Er wusste es aus eigener Erfahrung. Er wuchs in Brooklyn auf, in einem Wohnprojekt in Red Hook und dann in einem Haus in East Flatbush. Sein Vater, der Fotograf bei der Marine gewesen war, arbeitete in einem Fotolabor (und später als Drogenberater an öffentlichen Schulen) und nutzte ihre kleine Wohnung als Studio für Hochzeitsfotos. Seine Mutter war Altenpflegerin. Aber als Shabazz 15 war, ließen sich seine Eltern scheiden. Er begann stark zu trinken und brach im nächsten Jahr die Schule ab. „Die Bibliothek hat mich gerettet“, sagte er. „Ich habe das Interesse an der Schule verloren, aber ich habe jeden Tag in der Bibliothek verbracht. Ich hatte eine tiefe Liebe zum Wissen.“

Durch das Lesen, sagte er, sei er rassenbewusster geworden und habe einen neuen Namen angenommen, inspiriert von Malcolm X und Muhammad Ali. Ein Schlüsselbuch für seine Bewusstseinsbildung war Leonard Freeds „Black in White America“, eine Sammlung von Fotografien, die rassistische Unterdrückung und den Kampf für Gleichberechtigung eindringlich dokumentierten.

Freed war ein Weißer. Auf die Frage, wie wichtig es ist, beim Fotografieren von Schwarzen schwarz zu sein, sagte Shabazz: „Wichtiger ist es, einfühlsam und aufrichtig zu sein.“ Er bemerkte jedoch, dass Freed Rassismus dokumentierte, „aber die Leute nicht kannte“. Shabazz hat einen anderen Ehrgeiz. „Ich möchte eine Verbindung herstellen und Beziehungen knüpfen“, sagte er.

Wie um zu demonstrieren, dass man eine gesellschaftliche Gruppe auch als sensiblen Außenseiter fotografieren kann, hat Shabazz in den letzten zehn Jahren über die Gay-Pride-Parade in New York berichtet. „Am Anfang war es eine Herausforderung, weil es etwas Neues für mich war“, sagte er. „Ich ging objektiv vor und fand so viel Liebe, und das hat mich umgehauen. Liebe und Mitgefühl von Menschen, die diskriminiert wurden. Liebe ist das, wonach ich suche, wenn ich fotografiere.“

1990 zog Shabazz frisch verheiratet in den östlichen Nassau County auf Long Island. „Ich brauchte einen Ort zum Entspannen“, sagte er. Er fährt mit der Long Island Railroad in die Stadt und fotografiert in neuen Vierteln wie dem Sutphin Boulevard in Jamaika.
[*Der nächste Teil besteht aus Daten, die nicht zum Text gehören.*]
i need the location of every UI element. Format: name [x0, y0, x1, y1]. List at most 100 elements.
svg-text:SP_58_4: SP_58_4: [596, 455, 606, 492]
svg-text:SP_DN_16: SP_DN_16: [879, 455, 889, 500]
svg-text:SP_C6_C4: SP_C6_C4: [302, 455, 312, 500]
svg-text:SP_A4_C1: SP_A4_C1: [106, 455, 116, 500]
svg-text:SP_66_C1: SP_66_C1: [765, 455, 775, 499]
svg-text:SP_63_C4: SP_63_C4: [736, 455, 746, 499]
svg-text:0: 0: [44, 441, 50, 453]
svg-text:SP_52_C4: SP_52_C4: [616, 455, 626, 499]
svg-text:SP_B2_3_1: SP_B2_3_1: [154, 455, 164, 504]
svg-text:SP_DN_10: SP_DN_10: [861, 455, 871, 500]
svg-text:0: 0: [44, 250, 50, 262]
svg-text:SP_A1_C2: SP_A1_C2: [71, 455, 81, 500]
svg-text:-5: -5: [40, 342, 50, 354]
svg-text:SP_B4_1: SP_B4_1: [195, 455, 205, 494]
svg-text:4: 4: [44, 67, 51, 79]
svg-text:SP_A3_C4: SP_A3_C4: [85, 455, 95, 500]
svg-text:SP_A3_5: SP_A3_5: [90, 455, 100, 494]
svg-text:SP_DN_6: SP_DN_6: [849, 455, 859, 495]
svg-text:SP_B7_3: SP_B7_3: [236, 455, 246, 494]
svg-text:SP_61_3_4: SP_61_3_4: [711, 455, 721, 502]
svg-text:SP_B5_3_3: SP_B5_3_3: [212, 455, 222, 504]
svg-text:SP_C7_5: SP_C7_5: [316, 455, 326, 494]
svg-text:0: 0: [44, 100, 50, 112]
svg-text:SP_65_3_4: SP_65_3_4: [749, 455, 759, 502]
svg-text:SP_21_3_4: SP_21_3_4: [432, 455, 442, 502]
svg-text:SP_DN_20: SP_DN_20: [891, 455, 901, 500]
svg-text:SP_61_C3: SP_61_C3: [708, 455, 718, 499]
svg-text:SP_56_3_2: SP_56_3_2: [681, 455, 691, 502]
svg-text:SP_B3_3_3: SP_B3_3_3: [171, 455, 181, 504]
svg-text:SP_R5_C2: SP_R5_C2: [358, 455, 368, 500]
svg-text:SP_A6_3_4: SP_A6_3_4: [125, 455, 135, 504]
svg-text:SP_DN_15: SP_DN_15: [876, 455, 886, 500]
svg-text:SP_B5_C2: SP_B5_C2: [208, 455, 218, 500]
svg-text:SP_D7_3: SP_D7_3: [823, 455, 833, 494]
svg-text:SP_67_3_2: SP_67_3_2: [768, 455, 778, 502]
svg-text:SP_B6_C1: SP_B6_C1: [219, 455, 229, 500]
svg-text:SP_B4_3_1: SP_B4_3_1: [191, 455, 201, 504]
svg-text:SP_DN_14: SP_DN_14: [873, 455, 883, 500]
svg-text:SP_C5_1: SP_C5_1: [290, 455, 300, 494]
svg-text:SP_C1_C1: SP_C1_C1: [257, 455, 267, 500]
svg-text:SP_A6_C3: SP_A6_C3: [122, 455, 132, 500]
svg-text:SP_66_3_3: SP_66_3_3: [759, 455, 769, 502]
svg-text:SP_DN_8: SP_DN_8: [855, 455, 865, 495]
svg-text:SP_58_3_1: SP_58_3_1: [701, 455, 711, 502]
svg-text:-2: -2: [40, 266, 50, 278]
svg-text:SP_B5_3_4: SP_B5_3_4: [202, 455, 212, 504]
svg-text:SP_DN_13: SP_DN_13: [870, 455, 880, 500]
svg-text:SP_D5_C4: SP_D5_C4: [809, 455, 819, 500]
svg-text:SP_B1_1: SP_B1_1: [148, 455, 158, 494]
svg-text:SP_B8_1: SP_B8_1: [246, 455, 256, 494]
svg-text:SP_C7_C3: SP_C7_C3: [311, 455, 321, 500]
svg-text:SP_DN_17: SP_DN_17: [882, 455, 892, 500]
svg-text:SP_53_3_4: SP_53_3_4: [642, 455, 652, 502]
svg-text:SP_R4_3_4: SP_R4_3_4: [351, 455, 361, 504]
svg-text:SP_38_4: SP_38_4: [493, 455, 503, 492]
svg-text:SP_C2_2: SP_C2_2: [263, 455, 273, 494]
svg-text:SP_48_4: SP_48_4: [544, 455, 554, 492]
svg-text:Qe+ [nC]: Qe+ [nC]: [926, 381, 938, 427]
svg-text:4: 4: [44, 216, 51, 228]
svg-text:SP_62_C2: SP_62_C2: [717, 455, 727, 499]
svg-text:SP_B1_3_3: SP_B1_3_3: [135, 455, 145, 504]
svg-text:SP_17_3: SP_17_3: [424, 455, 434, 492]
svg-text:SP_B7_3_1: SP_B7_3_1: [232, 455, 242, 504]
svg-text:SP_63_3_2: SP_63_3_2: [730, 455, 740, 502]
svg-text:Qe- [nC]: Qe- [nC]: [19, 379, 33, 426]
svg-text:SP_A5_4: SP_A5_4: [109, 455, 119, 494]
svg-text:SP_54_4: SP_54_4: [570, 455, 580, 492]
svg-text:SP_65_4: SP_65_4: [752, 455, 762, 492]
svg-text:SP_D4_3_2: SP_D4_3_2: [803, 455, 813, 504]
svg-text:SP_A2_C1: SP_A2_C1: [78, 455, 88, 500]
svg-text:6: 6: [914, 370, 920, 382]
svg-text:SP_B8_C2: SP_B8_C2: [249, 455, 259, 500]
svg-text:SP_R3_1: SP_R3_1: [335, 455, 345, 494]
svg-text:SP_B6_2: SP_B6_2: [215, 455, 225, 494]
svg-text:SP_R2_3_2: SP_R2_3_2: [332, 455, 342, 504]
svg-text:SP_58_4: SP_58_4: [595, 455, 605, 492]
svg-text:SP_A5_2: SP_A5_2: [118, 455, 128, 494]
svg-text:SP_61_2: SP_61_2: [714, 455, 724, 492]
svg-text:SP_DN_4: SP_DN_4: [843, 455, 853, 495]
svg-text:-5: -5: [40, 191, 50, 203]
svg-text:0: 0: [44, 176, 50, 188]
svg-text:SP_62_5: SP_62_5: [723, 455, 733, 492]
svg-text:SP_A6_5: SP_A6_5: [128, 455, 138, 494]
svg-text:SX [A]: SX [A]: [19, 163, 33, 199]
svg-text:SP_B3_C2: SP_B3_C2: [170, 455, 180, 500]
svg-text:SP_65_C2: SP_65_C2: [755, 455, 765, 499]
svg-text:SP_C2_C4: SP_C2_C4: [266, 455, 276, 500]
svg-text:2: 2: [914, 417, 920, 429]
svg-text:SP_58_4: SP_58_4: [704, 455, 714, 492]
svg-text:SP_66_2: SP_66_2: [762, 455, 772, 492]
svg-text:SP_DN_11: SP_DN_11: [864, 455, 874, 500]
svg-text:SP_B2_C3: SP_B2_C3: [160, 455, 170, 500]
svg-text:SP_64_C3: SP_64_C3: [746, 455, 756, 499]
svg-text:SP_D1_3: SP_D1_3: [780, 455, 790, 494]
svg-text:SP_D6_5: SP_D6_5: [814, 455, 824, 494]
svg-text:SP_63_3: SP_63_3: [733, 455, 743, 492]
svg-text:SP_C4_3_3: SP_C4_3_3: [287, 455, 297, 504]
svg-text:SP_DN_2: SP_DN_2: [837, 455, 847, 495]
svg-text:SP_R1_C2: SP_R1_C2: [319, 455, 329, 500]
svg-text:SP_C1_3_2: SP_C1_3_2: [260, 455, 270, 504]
2010 wechselte er zu einer Digitalkamera, auch um seinen Motiven sofort ein Bild zeigen zu können. Aber die Allgegenwart von Smartphones hat seinen Stil verkrampft. Da jeder eine Kamera hat, ist sein Angebot weniger verlockend – wenn er überhaupt die Aufmerksamkeit eines Passanten auf sich ziehen kann. „Heute schauen sie auf ihre Telefone und haben ihre Kopfhörer auf“, sagte er. „Es ist schwieriger, sich zu engagieren.“

Die Pandemie hat die Situation noch viel schlimmer gemacht. „Wenn ich nach draußen ging, wurde ich depressiv“, sagte er. „Ich sehe Menschen, die ich normalerweise umarmen würde, aber ich kann sie nicht umarmen.“ Ohne die Fähigkeit, seine Motive zu berühren, verliert die Fotografie für Shabazz ihren Wert und ihre Bedeutung. Wie die Retrospektive deutlich macht, hat er eine seltene Fähigkeit, sich zu verbinden.